I would be really interested to hear your opinions. I know its a very open question but would still be interested to canvas opinion.
We need to redact all credit card numbers within our TIFF documents in Webcentre Content 11g.
We have a few million scanned documents that are stored as tiffs although not all of these contain credit card details. We are only concerned with obscuring the 16 digit credit card number but all of these are handwritten. To further complicate things there is no standard form used meaning that these details could appear on any part of the scanned image.
We first need to identify that a 16 digit number exists on the document and then redact that data.
Yes, we do have customers that are using AutoVue to redact documents.
Have you read: https://blogs.oracle.com/enterprisevisualization/entry/redaction_in_autovue
Most of our batch redaction is done in the following way:
1) Search the document for the required text.
2) Get the bounding rectangle of the found text.
3) Construct a Rectangle Markup Entity with the same coordinates (to hide the underlying text).
4) Convert the document with the opaque markup to TIFF.
The problem with your situation is that you have TIFF images or your documents. These documents do not contain any searchable text.
Because AutoVue does not have character recognition, you would have to draw the markup rectangle manually.
The only way that I see this working is if you first convert the TIFF images to PDF using another tool that makes them searchable.
Also, our UCM integration can automatically check-in the redacted conversion, but will not delete the original. You will have to do it externally.

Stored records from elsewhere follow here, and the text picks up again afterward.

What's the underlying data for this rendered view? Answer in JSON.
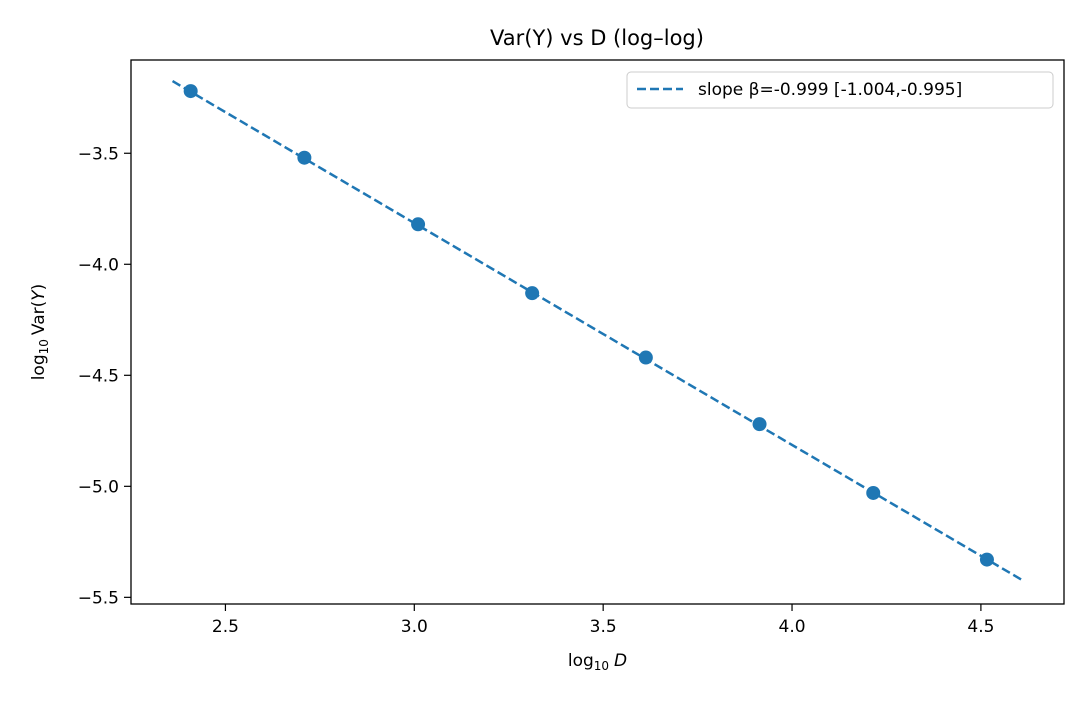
{
  "chart_data": {
    "type": "scatter",
    "title": "Var(Y) vs D (log–log)",
    "xlabel": {
      "base": "log",
      "sub": "10",
      "var": "D"
    },
    "ylabel": {
      "base": "log",
      "sub": "10",
      "rest": "Var(",
      "var": "Y",
      "close": ")"
    },
    "xlim": [
      2.25,
      4.72
    ],
    "ylim": [
      -5.53,
      -3.08
    ],
    "xticks": [
      2.5,
      3.0,
      3.5,
      4.0,
      4.5
    ],
    "xtick_labels": [
      "2.5",
      "3.0",
      "3.5",
      "4.0",
      "4.5"
    ],
    "yticks": [
      -3.5,
      -4.0,
      -4.5,
      -5.0,
      -5.5
    ],
    "ytick_labels": [
      "−3.5",
      "−4.0",
      "−4.5",
      "−5.0",
      "−5.5"
    ],
    "grid": false,
    "legend_position": "top-right",
    "series": [
      {
        "kind": "points",
        "x": [
          2.408,
          2.709,
          3.01,
          3.312,
          3.613,
          3.914,
          4.215,
          4.516
        ],
        "y": [
          -3.22,
          -3.52,
          -3.82,
          -4.13,
          -4.42,
          -4.72,
          -5.03,
          -5.33
        ],
        "color": "#1f77b4"
      },
      {
        "kind": "fit-line",
        "name": "slope β=-0.999 [-1.004,-0.995]",
        "x": [
          2.36,
          4.61
        ],
        "y": [
          -3.175,
          -5.423
        ],
        "color": "#1f77b4",
        "style": "dashed"
      }
    ]
  }
}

I presume you are aware that IBR TIF to PDF converter requires a 3rd party tool from a company called CVISION (http://www.cvisiontech.com/). See http://docs.oracle.com/cd/E23943_01/doc.1111/e10724/c02_wcc.htm , section 22.214.171.124 Tiff Converter.
Not sure if you are aware but CVISION also provide a hand writing recognition component that extends integrated OCR component (http://www.cvisiontech.com/solutions/general/handwriting-recognition.html?lang=eng). Might be worth checking it out for your use case.
As George said, assuming you can use CVISION to Convert fromTIF to PDF including OCR of handwritten Credit Card details then AutoVue APIs can be used to search for CCN, automatically redact, burn and check in new TIF/PDF rendition/version.
Interested to know how you get on (I have a couple of other WCC/AV redaction ops that require similar solution).